> I must admit that I have installed this latest update, but I am beginning to feel a little concerned that FireFox is losing the hearts and minds battle.
Well, clearly Mozilla have used the general hype / hysteria over security bugs in IE to garner some support for Firefox during its lifetime.
But, whilst they, or at least some of their advocates, can be criticised for those, frankly, moronic statements, that's about as far as any "hearts and minds" thing can go.
Any other browser. Any of them. Yes, including that one. Or, for that matter, any other piece of non-trivial software will have the same issues with respect to bugs, security ones and otherwise. That's to say, they'll be riddled with both.
There is no alternative in that respect.
If you want to feel more secure, there are some browsers, as you suggest, that, at a particular time, have better hype. At one time that was Mozilla as you note, but that's all it is. Hot air. To pick the hot air from someone else instead to "feel more secure" would be daft.
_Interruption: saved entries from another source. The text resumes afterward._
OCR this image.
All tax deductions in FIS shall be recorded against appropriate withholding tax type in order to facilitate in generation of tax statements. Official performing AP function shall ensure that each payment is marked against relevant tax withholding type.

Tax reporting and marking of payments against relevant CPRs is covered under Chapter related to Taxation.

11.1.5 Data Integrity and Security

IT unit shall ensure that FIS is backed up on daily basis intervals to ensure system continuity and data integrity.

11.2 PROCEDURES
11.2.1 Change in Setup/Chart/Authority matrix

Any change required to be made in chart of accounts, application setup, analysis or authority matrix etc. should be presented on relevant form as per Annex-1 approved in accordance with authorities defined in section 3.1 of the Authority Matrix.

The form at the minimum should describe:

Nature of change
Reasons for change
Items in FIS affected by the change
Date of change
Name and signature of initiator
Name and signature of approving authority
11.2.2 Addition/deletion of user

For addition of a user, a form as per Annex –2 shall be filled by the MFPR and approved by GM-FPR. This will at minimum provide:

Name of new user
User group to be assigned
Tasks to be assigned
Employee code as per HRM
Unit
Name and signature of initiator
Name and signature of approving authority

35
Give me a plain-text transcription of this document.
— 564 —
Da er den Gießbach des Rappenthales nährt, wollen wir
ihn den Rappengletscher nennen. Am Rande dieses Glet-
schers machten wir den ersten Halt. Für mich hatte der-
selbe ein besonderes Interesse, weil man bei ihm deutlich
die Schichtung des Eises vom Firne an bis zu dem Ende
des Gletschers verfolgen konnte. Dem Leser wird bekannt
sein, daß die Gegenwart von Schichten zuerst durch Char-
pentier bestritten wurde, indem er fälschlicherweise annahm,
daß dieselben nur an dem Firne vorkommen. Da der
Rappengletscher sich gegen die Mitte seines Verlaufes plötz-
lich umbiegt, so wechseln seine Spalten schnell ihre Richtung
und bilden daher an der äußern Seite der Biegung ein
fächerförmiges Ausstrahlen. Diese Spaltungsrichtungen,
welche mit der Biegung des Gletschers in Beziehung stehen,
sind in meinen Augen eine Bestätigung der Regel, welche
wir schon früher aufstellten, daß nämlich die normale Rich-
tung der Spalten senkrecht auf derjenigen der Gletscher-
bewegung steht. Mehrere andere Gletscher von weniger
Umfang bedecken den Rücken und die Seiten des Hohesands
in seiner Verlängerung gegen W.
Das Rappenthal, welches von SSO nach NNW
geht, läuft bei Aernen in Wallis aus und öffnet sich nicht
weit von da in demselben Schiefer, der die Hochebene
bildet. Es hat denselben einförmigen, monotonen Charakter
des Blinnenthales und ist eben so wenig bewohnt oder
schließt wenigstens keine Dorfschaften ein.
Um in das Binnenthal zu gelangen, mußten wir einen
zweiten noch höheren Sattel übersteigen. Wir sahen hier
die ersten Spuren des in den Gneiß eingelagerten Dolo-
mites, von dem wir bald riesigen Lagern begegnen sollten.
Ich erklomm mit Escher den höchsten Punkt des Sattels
That said, in nearly 3 decades of using computers I've never been exploited by one of these bugs.
Which is something else the hype and hysteria that often follows security-related stuff around fails to consider [and some of it is absolutely farcical, especially when it is things like "number of machines in botnets"]
So, although I wouldn't adopt a blasé attitude towards security, I'm not going to panic about a new version of a browser being released.
I wish they'd fix Firefox on windows under a non-admin account, so that, even if the relatively trivial task of using "runas" and doing the update is too much for their wits, they could at least prompt / nag that an update is available.